Methods to approach the rodent optic nerve for regenerative medicine. Strategies to increase optic nerve regeneration mostly target the optic nerve by intravitreal injections. For direct targeting, the optic nerve can be approached in its intraorbital (light blue) or intracranial (dark blue) portions by different methods. The currently described approaches are shown by the red arrows. Dashed lines indicate where the needle is inserted through the tissues

Considerations of Regenerative Therapies in Acute vs. Chronic Optic Neuropathies

Treatment will likely be different when comparing acute (e.g., AION) and chronic (e.g., glaucoma) optic neuropathies. This is in part because in acute disease the axons are still not completely lost, so the therapeutic intervention will likely involve control of inflammation, neuroprotective, axon-protective, and glia-protective therapies, or glial cell replacement. On the other hand, in chronic conditions such as glaucoma with advanced vision loss, it is assumed that several RGC axons are already damaged, with loss of RGC somata. In that case, it is necessary to develop therapies to stimulate the regeneration of those axons from surviving RGCs and, at the latest stage disease, cell therapies to replace lost RGCs. This is amongst the most ambitious goals because it requires the integration of new cells, axon growth, and path finding. However, by combining cell replacement with genetic or pharmacological treatments promoting axon growth, new approaches may achieve successful results.

In addition, both acute and chronic optic neuropathies involve axonal injury and cessation of visual transduction in the early phase and irreversible, progressive RGC and vision loss in the second phase. In acute optic neuropathies, the first phase is greater in magnitude, while in chronic disease, the second phase seems to be often more devastating. Therefore, the timing of treatment should consider the type and stage of the disease.

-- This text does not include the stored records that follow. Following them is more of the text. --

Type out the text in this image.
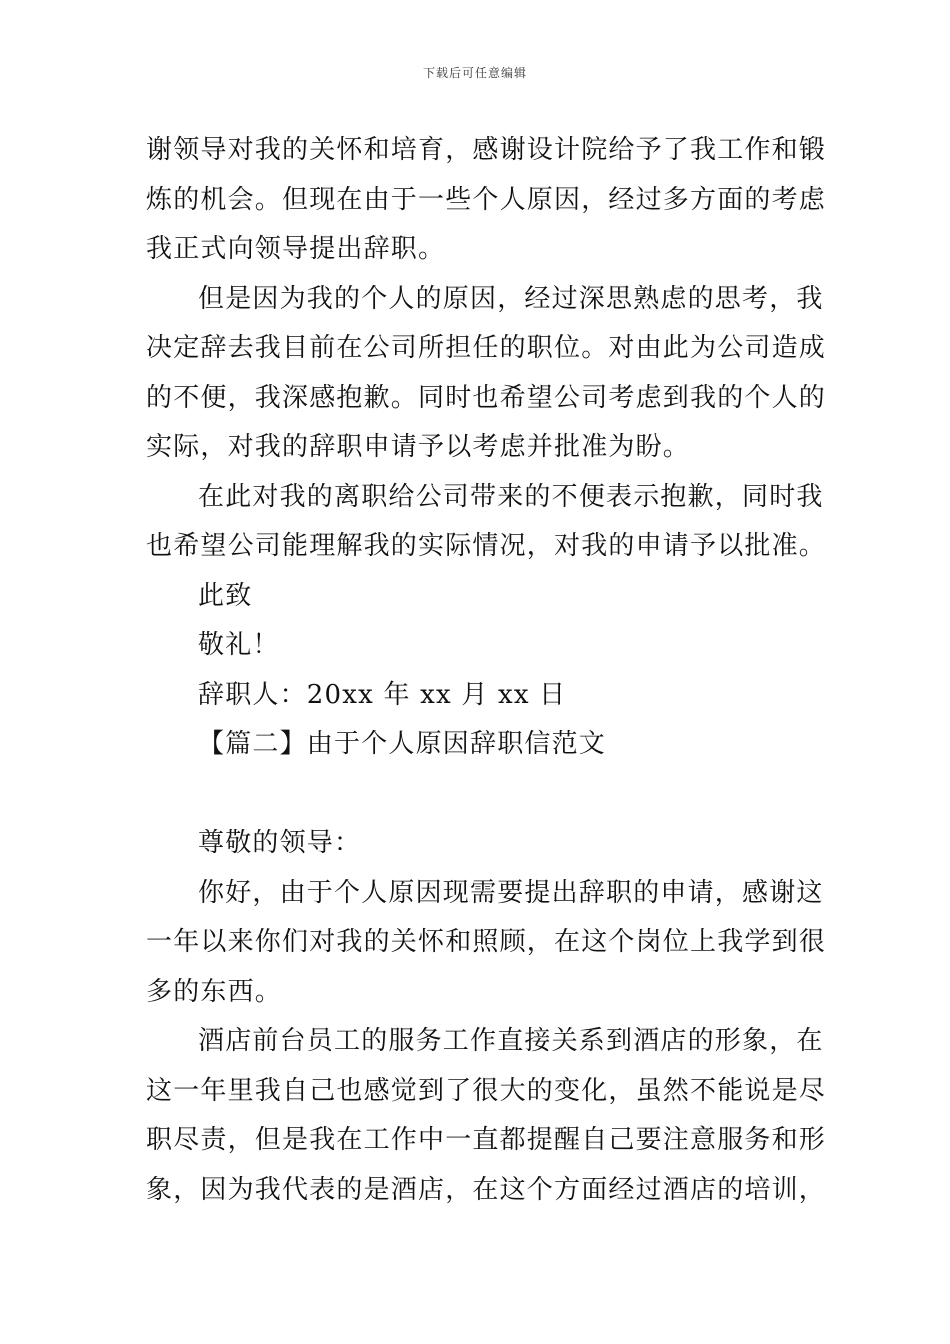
下载后可任意编辑
谢领导对我的关怀和培育，感谢设计院给予了我工作和锻
炼的机会。但现在由于一些个人原因，经过多方面的考虑
我正式向领导提出辞职。
但是因为我的个人的原因，经过深思熟虑的思考，我
决定辞去我目前在公司所担任的职位。对由此为公司造成
的不便，我深感抱歉。同时也希望公司考虑到我的个人的
实际，对我的辞职申请予以考虑并批准为盼。
在此对我的离职给公司带来的不便表示抱歉，同时我
也希望公司能理解我的实际情况，对我的申请予以批准。
此致
敬礼！
辞职人：20xx 年 xx 月 xx 日
【篇二】由于个人原因辞职信范文
尊敬的领导：
你好，由于个人原因现需要提出辞职的申请，感谢这
一年以来你们对我的关怀和照顾，在这个岗位上我学到很
多的东西。
酒店前台员工的服务工作直接关系到酒店的形象，在
这一年里我自己也感觉到了很大的变化，虽然不能说是尽
职尽责，但是我在工作中一直都提醒自己要注意服务和形
象，因为我代表的是酒店，在这个方面经过酒店的培训，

Finally, if axon regeneration is a requirement to achieve visual recovery, it is necessary to overcome the inhibitory milieu of the CNS, by modulation of axon growth-inhibitory signaling and cells that configure a toxic environment for neurons to growth. The understanding of how myelin is cleared in the PNS and how CNS glia behaves in different conditions that trigger neuronal degeneration can elucidate new therapeutic targets to prevent irreversible vision loss.

Conclusions

Optic neuropathies are complex diseases involving damage to RGC somata and axons that form the optic nerve, as well as surrounding glia. While there is currently no clinically available therapy to efficiently sustain RGC survival and promote axonal regrowth after injury, preclinical studies in small rodents are changing the way such diseases are seen as irreversible causes of vision loss. Robust axonal regeneration and target reconnection have been achieved with combinatorial approaches, involving gene deletion, pharmacological approaches, and visual stimulation. On the other hand, cell therapies with paracrine activity and more ambitious cell replacement strategies are also being investigated. Future approaches should address treatment of the axonopathy in acute and chronic optic neuropathies, including axon-protective and glia-protective approaches, likely in combination with existing approaches targeting RGC cell bodies and intrinsic mechanisms of axon regeneration.